И вот однажды, где-то около полудня, когда я сидела за ткацким станком, как раз начиная новое полотно, ко мне вбежала служанка Урсина, племянница Маруны:
– Царица! Там отряд вооруженных всадников! Они скачут сюда со стороны Альбы и сейчас находятся примерно в миле от нас. И один из них ведет в поводу лошадь без седока!
Для Сильвия.
Я сто раз прикидывала, как поступить, если Асканий все же пришлет за Сильвием, но все мои планы моментально рассыпались в прах, стоило мне услышать топот этих копыт. Осталось одно – поступить так, как я уже не раз поступала и прежде: бежать. Бежать и скрываться.

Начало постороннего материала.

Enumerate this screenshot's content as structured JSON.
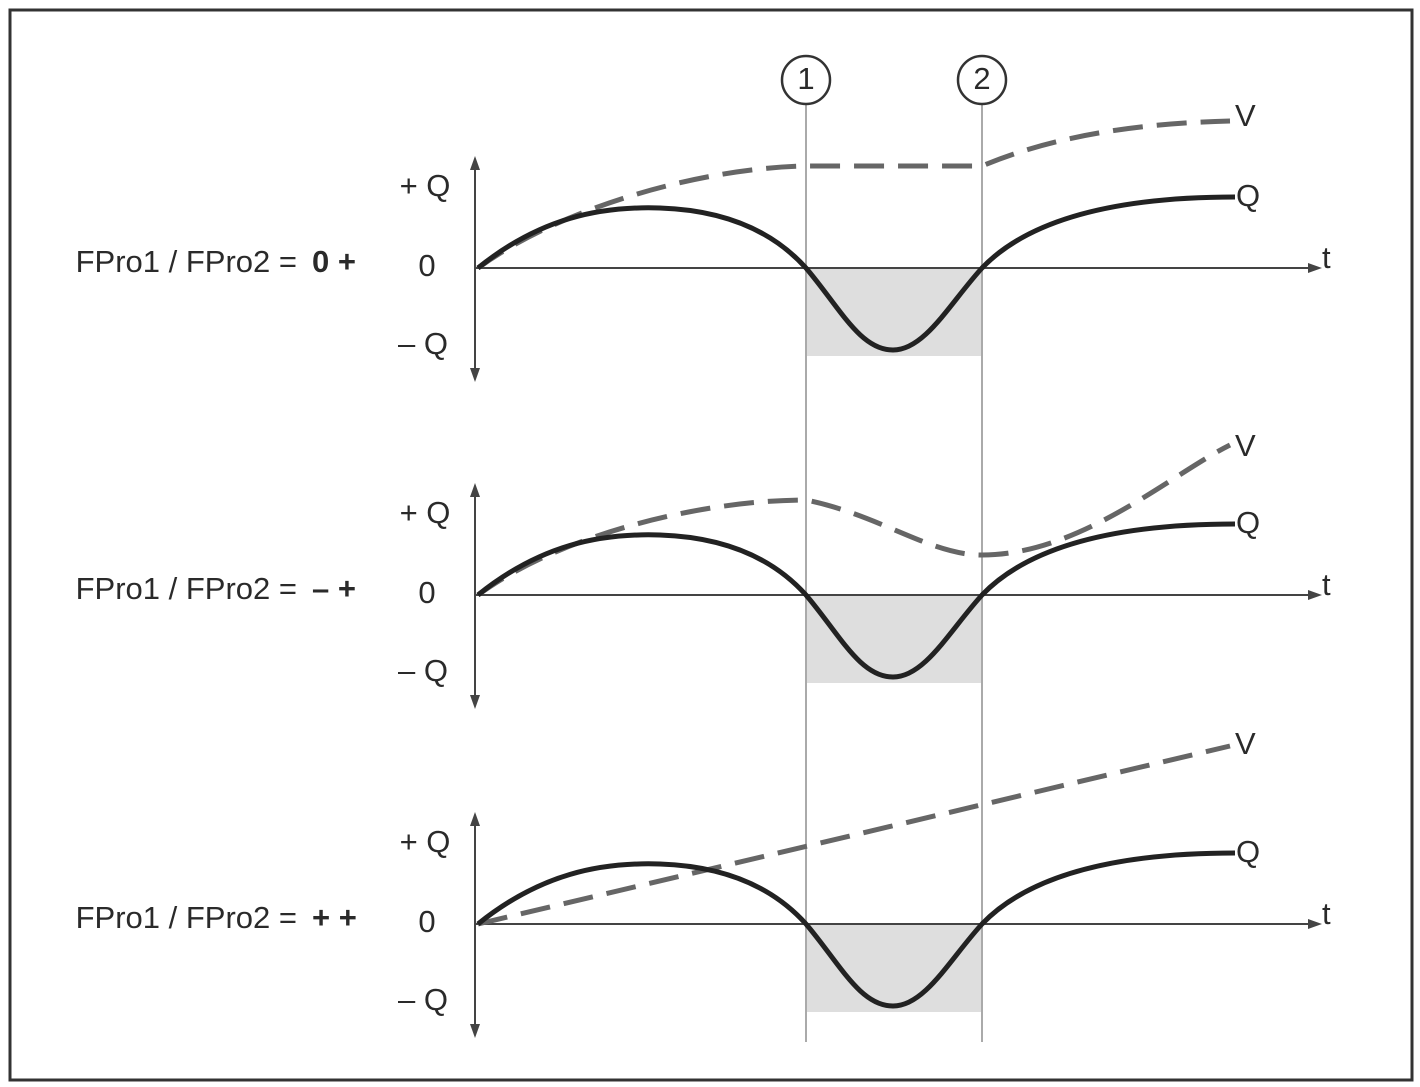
{
  "markers": [
    "1",
    "2"
  ],
  "panels": [
    {
      "label": "FPro1 / FPro2 =",
      "setting": "0 +",
      "axis": {
        "plus": "+ Q",
        "zero": "0",
        "minus": "– Q",
        "time": "t"
      },
      "curves": {
        "v": "V",
        "q": "Q"
      }
    },
    {
      "label": "FPro1 / FPro2 =",
      "setting": "– +",
      "axis": {
        "plus": "+ Q",
        "zero": "0",
        "minus": "– Q",
        "time": "t"
      },
      "curves": {
        "v": "V",
        "q": "Q"
      }
    },
    {
      "label": "FPro1 / FPro2 =",
      "setting": "+ +",
      "axis": {
        "plus": "+ Q",
        "zero": "0",
        "minus": "– Q",
        "time": "t"
      },
      "curves": {
        "v": "V",
        "q": "Q"
      }
    }
  ]
}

– Быстро приведи ко мне Сильвия! – велела я Урсине.
Ей было лет пятнадцать, и она чем-то напоминала львицу – такая же дикая и рыжая. Она стрелой вылетела из комнаты, а я бросилась в спальню, связала в узелок из старого паллия кое-какие вещи и, когда прибежал запыхавшийся Сильвий, сказала ему: мы уходим в лес и будем прятаться там от присланных Асканием всадников.
– Я приведу коней! – сказал он.
– Не надо. Идти нам недалеко, а спрятать лошадей будет трудно. Надень плащ и крепкие башмаки. Встретимся на кухне.
Я прихватила с собой еще хороший котелок и немного еды, все это тоже увязав в узел. Вскоре прибежал Сильвий, и мы пустились в путь. В дверях нас встретила Маруна, и я сказала ей:
– Надеюсь, вас он не станет наказывать! – Я имела в виду и своих верных помощниц, и всех прочих обитателей дома. – Скажи посланцам Аскания, что царица вместе с сыном отправилась за советом к великому оракулу в ту Альбунею, что на берегу Анио, близ Тибура. Это на какое-то время отвлечет их.
– Но ты…
– Ты знаешь, где меня искать, Маруна. В хижине лесоруба.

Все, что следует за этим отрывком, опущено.